Galleon hedge fund founder Raj Rajaratnam and co-defendant Danielle Chiesi, indicted in a sweeping insider trading case, must hand over wiretap evidence to U.S. market regulators, a judge ruled on Tuesday.

As many as 14,000 interceptions of phone calls were made in the criminal investigation involving Wall Street and Silicon Valley firms that was announced in October last year.

Lawyers for Rajaratnam, Chiesi and others accused in the probe had asked U.S. District Court Judge Jed Rakoff in New York to prevent use of the recordings from the criminal probe in the civil fraud trial scheduled to start in August.

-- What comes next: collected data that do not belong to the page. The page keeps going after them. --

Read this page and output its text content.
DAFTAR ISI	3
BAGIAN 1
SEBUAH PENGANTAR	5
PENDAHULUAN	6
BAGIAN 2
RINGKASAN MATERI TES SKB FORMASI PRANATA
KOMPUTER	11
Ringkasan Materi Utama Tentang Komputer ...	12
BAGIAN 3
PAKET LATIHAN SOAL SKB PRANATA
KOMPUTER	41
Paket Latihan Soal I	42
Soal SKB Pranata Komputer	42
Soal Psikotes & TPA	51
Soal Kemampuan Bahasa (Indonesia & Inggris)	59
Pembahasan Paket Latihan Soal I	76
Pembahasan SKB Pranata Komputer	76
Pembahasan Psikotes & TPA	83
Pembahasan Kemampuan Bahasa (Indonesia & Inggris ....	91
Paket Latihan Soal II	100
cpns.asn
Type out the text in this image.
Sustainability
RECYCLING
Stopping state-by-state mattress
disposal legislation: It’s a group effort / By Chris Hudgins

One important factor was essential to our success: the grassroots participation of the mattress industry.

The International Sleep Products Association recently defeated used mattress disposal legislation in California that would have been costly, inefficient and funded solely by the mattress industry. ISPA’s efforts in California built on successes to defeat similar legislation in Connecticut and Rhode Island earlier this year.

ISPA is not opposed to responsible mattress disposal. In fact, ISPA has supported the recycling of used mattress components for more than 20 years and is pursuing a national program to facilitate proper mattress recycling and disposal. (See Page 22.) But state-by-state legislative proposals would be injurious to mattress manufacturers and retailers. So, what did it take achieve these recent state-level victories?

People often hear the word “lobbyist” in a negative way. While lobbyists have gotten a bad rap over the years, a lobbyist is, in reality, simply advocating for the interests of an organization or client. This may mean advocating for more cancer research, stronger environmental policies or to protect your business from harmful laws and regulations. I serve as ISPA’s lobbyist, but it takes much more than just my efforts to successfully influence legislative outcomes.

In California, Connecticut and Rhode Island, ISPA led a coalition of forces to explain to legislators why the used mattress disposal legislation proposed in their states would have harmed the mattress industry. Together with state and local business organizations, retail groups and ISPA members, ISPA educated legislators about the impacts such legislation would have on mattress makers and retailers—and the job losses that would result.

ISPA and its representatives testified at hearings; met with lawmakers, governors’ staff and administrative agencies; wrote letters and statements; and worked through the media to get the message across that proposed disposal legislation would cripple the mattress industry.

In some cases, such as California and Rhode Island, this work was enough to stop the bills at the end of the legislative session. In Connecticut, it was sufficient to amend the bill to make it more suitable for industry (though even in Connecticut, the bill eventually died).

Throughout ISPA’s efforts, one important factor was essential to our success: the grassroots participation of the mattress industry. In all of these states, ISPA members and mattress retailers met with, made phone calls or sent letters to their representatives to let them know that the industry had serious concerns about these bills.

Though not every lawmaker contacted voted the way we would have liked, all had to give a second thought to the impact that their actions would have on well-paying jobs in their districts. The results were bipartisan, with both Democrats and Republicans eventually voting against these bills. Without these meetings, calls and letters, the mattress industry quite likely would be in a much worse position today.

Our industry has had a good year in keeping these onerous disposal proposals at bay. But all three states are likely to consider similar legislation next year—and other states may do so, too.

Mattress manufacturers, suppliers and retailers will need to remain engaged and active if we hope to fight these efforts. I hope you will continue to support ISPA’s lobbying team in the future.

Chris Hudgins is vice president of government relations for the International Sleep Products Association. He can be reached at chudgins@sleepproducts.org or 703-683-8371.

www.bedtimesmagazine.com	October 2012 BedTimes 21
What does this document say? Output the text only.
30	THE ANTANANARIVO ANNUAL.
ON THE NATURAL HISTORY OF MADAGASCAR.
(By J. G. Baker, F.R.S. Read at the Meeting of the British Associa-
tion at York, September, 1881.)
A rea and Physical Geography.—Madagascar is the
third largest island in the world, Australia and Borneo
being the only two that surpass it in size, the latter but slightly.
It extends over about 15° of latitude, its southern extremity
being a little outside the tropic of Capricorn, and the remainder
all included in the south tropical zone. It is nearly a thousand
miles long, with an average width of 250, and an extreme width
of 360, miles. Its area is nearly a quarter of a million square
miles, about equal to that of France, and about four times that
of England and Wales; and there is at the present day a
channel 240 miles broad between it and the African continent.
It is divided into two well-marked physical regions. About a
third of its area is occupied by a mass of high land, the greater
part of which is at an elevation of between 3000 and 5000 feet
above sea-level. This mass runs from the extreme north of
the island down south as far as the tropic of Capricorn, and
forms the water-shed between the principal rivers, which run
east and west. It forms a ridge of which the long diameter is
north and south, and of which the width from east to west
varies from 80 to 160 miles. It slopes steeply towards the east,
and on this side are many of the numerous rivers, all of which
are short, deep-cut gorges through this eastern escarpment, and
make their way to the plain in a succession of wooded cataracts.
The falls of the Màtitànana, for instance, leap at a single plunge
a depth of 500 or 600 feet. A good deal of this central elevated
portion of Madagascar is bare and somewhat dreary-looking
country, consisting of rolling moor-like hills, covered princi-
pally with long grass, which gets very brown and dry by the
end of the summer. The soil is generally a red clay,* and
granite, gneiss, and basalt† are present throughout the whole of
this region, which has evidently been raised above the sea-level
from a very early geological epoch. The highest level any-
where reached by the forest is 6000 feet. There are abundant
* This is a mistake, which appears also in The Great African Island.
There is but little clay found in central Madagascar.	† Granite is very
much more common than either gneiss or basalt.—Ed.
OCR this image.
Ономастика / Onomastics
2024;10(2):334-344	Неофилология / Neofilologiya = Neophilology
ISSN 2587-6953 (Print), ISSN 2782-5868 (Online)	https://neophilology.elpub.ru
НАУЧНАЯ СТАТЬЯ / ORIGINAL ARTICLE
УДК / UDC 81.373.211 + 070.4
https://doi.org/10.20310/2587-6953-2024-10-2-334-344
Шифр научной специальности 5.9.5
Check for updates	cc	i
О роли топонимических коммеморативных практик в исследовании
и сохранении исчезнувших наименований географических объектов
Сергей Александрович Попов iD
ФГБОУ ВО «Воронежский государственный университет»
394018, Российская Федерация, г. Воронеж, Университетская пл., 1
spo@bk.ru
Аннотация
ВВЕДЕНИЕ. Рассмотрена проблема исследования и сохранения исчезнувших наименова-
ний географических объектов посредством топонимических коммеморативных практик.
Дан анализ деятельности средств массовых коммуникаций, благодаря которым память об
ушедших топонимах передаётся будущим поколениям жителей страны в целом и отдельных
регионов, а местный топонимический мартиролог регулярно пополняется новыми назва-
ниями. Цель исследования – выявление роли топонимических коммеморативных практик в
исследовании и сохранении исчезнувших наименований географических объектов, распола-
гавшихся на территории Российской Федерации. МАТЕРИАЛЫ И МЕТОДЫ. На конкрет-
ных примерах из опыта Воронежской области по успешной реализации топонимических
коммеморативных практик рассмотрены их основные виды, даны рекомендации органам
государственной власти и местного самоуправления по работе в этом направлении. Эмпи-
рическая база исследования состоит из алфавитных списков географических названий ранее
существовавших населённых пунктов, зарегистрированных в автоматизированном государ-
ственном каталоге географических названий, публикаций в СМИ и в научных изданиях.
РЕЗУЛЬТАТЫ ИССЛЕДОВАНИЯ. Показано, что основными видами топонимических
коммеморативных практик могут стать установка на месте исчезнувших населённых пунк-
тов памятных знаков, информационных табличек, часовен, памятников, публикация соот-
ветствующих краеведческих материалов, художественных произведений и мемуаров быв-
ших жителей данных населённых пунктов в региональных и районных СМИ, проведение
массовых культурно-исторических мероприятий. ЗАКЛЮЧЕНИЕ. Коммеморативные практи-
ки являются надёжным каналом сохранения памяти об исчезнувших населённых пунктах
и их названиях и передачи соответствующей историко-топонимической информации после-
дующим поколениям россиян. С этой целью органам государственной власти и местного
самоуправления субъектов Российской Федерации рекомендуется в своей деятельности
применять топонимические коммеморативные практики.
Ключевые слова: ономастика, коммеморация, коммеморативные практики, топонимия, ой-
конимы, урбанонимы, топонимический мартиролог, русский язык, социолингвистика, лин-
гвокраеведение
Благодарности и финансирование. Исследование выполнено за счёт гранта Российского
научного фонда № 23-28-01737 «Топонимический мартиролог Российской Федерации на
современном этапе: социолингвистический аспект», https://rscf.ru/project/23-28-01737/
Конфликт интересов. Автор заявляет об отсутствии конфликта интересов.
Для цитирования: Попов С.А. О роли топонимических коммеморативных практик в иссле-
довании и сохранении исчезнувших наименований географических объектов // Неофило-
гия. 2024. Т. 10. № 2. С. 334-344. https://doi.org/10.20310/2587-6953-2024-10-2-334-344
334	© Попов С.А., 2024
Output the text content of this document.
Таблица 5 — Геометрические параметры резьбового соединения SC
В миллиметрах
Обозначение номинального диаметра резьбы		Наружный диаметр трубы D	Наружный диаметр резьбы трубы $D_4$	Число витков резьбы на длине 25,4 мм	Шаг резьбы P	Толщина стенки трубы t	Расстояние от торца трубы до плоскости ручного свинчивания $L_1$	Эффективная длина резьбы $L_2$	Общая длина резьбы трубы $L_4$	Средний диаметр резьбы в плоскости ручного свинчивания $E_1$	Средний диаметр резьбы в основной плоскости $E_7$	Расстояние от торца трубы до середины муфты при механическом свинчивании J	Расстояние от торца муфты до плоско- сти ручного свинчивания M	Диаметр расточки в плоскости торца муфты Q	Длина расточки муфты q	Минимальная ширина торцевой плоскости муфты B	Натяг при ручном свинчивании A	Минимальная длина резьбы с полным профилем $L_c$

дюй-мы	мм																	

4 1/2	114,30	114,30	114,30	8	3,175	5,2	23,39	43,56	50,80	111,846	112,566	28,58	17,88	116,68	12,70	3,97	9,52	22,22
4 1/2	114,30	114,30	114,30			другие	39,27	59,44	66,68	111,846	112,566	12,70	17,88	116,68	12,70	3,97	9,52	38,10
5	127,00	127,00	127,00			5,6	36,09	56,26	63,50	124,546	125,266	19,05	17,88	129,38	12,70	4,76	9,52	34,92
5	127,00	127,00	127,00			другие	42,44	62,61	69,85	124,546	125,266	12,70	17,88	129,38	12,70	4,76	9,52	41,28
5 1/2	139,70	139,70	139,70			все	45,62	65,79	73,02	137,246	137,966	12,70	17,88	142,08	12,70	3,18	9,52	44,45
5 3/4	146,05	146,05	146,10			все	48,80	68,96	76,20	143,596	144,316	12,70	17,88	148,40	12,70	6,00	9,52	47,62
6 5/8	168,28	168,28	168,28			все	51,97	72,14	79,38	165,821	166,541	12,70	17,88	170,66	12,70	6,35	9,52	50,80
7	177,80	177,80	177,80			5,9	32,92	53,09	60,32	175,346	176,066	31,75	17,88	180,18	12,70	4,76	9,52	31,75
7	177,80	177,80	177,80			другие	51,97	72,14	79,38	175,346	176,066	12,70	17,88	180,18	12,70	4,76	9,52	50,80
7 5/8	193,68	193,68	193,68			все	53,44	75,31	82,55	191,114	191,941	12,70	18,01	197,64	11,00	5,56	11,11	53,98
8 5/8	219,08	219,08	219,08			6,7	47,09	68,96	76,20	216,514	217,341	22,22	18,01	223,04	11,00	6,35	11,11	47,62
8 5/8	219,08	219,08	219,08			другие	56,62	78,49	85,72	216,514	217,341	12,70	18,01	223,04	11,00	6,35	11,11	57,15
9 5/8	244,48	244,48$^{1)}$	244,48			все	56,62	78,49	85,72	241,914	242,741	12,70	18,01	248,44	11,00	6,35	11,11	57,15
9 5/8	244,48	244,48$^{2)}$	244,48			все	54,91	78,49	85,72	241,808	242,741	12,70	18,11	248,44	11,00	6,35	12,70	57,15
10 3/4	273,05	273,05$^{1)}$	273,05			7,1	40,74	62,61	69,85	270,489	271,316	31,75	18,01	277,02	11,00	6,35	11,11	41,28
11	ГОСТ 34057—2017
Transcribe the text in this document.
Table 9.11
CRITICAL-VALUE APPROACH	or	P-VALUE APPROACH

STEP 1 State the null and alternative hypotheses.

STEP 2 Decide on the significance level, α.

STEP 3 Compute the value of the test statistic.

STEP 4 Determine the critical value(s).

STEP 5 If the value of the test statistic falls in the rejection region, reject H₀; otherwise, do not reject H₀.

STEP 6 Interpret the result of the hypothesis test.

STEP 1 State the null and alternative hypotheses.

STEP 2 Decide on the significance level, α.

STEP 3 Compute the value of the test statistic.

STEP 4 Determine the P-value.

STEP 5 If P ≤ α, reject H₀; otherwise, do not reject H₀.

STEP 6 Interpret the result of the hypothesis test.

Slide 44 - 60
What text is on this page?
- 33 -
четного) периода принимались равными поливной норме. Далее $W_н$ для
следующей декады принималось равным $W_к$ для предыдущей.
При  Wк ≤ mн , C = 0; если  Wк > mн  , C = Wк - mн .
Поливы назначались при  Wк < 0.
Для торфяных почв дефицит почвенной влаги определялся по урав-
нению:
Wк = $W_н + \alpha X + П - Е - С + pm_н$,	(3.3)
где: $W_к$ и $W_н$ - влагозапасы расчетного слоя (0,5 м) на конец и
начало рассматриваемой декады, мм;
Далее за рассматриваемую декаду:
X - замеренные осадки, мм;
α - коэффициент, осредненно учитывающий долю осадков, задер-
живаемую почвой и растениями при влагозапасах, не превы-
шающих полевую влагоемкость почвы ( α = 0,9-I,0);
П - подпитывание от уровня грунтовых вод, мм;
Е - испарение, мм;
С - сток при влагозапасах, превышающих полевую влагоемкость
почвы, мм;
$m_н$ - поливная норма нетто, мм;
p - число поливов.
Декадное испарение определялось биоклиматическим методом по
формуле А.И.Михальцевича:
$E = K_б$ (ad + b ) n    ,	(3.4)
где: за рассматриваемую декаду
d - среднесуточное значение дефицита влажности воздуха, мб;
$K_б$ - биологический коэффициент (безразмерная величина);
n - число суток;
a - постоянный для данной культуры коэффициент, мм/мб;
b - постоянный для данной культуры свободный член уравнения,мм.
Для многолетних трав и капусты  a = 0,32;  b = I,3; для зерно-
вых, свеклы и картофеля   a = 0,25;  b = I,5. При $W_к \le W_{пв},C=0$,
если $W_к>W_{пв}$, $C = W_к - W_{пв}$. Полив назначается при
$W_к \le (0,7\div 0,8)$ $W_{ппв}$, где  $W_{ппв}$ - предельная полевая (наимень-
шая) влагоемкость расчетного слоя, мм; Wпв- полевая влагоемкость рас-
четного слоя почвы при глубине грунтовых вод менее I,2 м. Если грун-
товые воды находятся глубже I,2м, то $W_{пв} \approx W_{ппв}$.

But the judge said Rajaratnam and Chiesi, who were both indicted on charges of conspiracy and securities fraud in the criminal probe, had until February 15 to provide wiretap recordings to the Securities and Exchange Commission.

The notion that only one party to a litigation should have access to some of the most important non-privileged evidence bearing directly on the case runs counter to basic principles of civil discovery in an adversary system, Rakoff's written order said in part.

While the SEC and criminal prosecutors often coordinate with each other, there are limits on the information they can share in parallel civil and criminal cases, which is why the defense was ordered to provide the material and not the prosecutors.

Prosecutors have described the case as the biggest hedge fund insider trading case in the United States.